Hillary did not win. Friday came. I did not want to write comedy on Friday. I never wanted to write comedy again. I wanted to hide out in my bathroom until everybody realized the election had been a huge mistake.
Eventually, it was comforting to see that many, many writer and editor friends near and far felt the same way. They didn’t hide in the bathroom; they organized readings, anthologies, special issues, marches and memes.

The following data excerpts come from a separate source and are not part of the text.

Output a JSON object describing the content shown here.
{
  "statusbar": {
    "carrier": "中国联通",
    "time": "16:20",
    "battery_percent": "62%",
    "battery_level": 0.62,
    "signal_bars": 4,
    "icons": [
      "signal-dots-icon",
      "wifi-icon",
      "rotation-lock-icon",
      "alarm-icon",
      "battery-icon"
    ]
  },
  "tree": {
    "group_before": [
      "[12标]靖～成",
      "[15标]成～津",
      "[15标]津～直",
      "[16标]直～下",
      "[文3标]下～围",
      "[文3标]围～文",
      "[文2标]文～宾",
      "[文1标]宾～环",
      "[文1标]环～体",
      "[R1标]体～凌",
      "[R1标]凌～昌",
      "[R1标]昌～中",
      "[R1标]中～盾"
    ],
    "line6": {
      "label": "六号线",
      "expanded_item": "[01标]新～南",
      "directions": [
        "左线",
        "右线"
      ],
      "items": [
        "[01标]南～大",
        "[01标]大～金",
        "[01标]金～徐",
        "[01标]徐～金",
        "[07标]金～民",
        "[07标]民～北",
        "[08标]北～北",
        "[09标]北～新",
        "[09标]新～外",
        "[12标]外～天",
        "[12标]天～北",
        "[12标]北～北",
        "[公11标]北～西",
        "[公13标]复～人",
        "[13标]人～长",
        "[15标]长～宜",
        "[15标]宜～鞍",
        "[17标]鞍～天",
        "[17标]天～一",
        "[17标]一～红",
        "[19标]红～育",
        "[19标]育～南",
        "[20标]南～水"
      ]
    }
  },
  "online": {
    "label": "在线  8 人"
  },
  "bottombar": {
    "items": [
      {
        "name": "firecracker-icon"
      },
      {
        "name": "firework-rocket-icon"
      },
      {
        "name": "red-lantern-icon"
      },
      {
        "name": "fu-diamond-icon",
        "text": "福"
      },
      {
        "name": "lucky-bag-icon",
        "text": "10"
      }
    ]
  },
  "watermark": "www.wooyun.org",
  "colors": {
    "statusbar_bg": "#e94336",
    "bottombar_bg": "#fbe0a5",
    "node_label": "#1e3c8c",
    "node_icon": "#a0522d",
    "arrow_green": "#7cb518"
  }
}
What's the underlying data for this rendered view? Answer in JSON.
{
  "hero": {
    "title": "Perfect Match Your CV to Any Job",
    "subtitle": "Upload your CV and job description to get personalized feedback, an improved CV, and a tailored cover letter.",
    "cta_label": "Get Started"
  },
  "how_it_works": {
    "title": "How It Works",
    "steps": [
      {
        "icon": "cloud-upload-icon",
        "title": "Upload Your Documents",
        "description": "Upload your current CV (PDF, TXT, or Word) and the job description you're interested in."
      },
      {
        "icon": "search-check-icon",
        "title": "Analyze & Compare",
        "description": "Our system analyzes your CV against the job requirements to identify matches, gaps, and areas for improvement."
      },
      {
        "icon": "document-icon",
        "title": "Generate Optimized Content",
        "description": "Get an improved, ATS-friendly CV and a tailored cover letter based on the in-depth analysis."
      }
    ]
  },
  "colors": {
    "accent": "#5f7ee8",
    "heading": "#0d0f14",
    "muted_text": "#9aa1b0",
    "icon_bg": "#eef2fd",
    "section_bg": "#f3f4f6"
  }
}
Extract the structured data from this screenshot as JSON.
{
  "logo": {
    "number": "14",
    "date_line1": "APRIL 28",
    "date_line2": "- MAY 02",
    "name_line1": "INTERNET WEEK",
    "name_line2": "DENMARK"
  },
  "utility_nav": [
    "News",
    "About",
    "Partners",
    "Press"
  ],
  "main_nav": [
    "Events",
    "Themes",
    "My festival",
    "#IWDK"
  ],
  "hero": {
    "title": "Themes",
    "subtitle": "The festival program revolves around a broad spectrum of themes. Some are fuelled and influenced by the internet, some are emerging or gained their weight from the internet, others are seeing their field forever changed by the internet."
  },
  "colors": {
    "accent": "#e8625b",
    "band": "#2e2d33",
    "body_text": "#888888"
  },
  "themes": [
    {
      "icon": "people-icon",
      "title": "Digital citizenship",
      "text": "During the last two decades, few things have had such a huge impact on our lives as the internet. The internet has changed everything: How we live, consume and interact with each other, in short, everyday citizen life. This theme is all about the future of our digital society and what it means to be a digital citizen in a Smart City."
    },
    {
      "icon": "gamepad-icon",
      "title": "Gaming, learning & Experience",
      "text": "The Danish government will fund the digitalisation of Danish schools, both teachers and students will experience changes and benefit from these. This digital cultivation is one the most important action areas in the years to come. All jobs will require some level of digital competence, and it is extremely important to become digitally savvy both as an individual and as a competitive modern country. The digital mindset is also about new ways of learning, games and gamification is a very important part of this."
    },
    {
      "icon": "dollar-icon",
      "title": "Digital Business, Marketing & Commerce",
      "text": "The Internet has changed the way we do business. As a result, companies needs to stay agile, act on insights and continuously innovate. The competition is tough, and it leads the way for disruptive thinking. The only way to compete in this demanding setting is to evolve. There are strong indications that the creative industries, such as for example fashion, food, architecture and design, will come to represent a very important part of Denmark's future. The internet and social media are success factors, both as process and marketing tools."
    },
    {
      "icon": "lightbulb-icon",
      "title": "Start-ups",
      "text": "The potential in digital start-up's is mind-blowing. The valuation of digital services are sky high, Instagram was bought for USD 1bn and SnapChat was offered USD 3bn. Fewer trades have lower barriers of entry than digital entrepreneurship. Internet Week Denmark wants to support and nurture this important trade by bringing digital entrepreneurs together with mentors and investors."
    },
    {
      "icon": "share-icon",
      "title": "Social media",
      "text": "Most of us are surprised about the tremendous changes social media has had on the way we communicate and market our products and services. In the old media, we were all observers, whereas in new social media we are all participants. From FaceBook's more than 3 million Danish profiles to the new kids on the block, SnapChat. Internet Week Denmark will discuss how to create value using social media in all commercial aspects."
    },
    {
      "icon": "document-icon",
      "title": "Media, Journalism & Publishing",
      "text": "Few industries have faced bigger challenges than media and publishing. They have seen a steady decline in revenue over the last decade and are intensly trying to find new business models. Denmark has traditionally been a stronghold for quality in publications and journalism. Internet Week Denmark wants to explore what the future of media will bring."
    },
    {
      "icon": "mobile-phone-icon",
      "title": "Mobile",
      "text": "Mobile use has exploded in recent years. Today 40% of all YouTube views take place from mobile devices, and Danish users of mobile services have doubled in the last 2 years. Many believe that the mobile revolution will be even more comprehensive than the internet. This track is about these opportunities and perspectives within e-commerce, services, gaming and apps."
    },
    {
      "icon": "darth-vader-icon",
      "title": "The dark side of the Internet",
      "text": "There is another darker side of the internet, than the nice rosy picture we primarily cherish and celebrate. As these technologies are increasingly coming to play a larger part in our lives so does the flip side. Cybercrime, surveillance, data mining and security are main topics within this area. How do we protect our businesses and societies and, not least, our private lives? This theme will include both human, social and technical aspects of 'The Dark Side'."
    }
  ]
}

Publishers I respect, such as the nonprofit, socially conscious Beacon Press in Boston, reached out to their readers to offer titles to get them through, offering titles like the 25th Anniversary Edition of Race Matters by Cornell West; Bridging the Class Divide and Other Lessons from Grassroots Organizing by Linda Stout, and Dreamers: An Immigrant Generation’s Fight for the American Dream by Eileen Truax.
I spoke with Beacon Publicity Manager Caitlin Meyer, and she spelled out for me that the press’ management felt it was important right now to put these titles in front of readers — sometimes even for free.
“Given the current state of the country, we felt one of the most important things to do was to put out these really valuable, essential and timely books out into the world,” Meyer said. “We have seen a lot of increased interest in these books since the election, and we’re doing our best in our department to support that, to lift up these books that are important to people right now — books about immigration, democracy, race and culture.”
Beacon publishes solely serious nonfiction, but Meyer credited all publishers looking toward providing any kind of reading relief to what has felt lately like an especially fractious world.
“Even if you’re doing novels; even if you’re doing something that’s not tied to the news, it’s still important work to get literature out there,” Meyer said. “It’s important. People need it.”